The 24-h respiratory excretion of dimethyl selenide (DMSe) and urinary excretion of trimethylselenonium (TMSe) were studied in adult male rats injected with 2 mg Se/kg as selenobetaine [(CH 3) 2Se +CH 2COOH] or its methyl ester, labeled with 75Se and 14C. The DMSe was trapped by means of 20% benzyl chloride in xylene. TMSe was measured by cation exchange high performance liquid chromatography. There was extensive respiratory excretion of DMSe from selenobetaine methyl ester (about 50% of the dose) and from selenobetaine (about 25%). About 12% of the dose was converted to TMSe for both compounds. When the Se-methyl carbons were labeled with 14C and the selenium with 75Se, doubly labeled DMSe and TMSe were formed; the 14C 75Se ratio in DMSe formed from selenobetaine methyl ester was almost unchanged from that administered, and the ratio in TMSe was only slightly lower than in DMSe.

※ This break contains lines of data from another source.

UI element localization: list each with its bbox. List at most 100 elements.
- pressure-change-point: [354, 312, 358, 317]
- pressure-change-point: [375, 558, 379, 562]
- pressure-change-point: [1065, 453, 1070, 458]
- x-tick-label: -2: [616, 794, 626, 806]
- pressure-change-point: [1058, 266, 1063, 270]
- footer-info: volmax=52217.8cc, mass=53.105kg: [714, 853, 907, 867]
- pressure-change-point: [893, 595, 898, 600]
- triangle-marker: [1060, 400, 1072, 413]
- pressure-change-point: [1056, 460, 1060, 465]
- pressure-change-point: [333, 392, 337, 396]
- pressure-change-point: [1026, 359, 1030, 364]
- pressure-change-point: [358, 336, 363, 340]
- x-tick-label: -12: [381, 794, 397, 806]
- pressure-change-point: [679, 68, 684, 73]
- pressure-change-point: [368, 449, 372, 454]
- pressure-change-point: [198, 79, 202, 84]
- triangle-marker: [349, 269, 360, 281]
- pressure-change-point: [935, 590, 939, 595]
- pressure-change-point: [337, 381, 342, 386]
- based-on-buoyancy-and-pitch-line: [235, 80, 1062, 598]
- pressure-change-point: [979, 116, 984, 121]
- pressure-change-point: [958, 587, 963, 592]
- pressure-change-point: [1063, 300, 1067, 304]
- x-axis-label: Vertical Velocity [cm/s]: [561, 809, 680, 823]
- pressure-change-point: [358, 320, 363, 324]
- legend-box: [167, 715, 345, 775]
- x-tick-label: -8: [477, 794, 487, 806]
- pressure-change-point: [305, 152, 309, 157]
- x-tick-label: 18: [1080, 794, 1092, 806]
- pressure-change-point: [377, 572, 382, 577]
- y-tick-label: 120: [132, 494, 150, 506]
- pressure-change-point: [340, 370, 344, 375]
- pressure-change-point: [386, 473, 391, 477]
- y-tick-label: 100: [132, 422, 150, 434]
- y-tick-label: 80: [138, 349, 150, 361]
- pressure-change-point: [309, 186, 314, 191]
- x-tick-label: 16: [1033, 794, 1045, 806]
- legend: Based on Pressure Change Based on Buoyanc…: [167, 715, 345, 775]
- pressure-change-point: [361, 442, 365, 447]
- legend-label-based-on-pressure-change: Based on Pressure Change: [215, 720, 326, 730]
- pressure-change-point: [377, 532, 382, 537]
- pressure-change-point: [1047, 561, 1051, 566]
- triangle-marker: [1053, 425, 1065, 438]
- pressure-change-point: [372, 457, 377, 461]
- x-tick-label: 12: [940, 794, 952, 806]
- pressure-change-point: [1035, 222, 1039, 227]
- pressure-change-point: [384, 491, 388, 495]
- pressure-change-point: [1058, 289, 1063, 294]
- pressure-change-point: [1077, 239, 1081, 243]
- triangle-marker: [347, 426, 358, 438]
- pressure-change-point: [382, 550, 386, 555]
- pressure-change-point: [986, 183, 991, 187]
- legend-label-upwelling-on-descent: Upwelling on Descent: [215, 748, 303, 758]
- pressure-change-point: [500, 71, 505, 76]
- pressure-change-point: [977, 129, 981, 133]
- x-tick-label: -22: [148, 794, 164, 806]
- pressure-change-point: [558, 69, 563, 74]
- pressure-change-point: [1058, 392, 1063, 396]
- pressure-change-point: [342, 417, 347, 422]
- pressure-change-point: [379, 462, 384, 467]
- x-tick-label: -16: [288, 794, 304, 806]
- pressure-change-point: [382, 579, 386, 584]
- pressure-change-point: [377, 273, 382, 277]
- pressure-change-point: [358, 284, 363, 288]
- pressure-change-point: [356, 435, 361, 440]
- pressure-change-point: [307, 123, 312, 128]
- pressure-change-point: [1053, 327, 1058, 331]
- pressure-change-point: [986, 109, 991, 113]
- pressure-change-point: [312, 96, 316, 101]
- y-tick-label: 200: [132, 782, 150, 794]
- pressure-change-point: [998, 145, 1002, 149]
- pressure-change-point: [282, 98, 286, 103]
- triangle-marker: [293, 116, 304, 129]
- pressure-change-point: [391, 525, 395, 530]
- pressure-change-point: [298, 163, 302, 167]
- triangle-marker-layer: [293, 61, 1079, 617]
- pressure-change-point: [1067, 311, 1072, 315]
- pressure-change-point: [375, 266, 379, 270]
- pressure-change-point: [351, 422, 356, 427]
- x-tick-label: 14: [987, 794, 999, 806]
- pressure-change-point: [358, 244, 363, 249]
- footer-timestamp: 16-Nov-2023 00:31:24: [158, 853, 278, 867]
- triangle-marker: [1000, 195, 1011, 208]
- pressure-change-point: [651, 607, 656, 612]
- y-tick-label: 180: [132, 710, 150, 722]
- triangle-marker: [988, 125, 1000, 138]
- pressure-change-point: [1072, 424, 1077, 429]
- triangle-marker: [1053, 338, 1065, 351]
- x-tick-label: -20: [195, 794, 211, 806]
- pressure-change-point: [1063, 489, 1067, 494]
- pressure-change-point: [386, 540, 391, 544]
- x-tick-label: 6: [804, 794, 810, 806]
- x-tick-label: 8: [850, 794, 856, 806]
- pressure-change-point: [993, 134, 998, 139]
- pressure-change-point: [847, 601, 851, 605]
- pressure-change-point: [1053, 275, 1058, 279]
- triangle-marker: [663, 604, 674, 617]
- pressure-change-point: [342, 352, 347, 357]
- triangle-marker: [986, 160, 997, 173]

In contrast to its ester, doubly labeled selenobetaine yielded DMSe having a lower 14C 75Se ratio (approximately one-half of that administered) and a further decrease was observed between DMSe and TMSe. These data indicate that the (CH 3) 2Se moiety in selenobetaine methyl ester undergoes facile release to form DMSe, which is directly methylated to form TMSe. Selenobetaine, however, appears to lose a methyl group prior to scission of the SeCH 2COOH bond. The results with selenobetaine also suggest that TMSe generated metabolically is not inert, and can undergo demethylation followed by remethylation; confirmatory evidence for this metabolic instability is provided by the exhalation of [ 75Se]DMSe after the direct administration of [ 75Se]TMSe. When [ 75Se]selenobetaine or its ester was given with the methylene carbon in the acetic acid moiety labeled with 14C, only 75Se was present in the DMSe and TMSe, indicating that TMSe did not arise by decarboxylation of selenobetaine. It is concluded that both selenobetaine and its methyl ester are readily converted to DMSe and TMSe by pathways that do not involve decarboxylation or the formation of hydrogen selenide as an intermediate, and DMSe is a direct precursor of TMSe.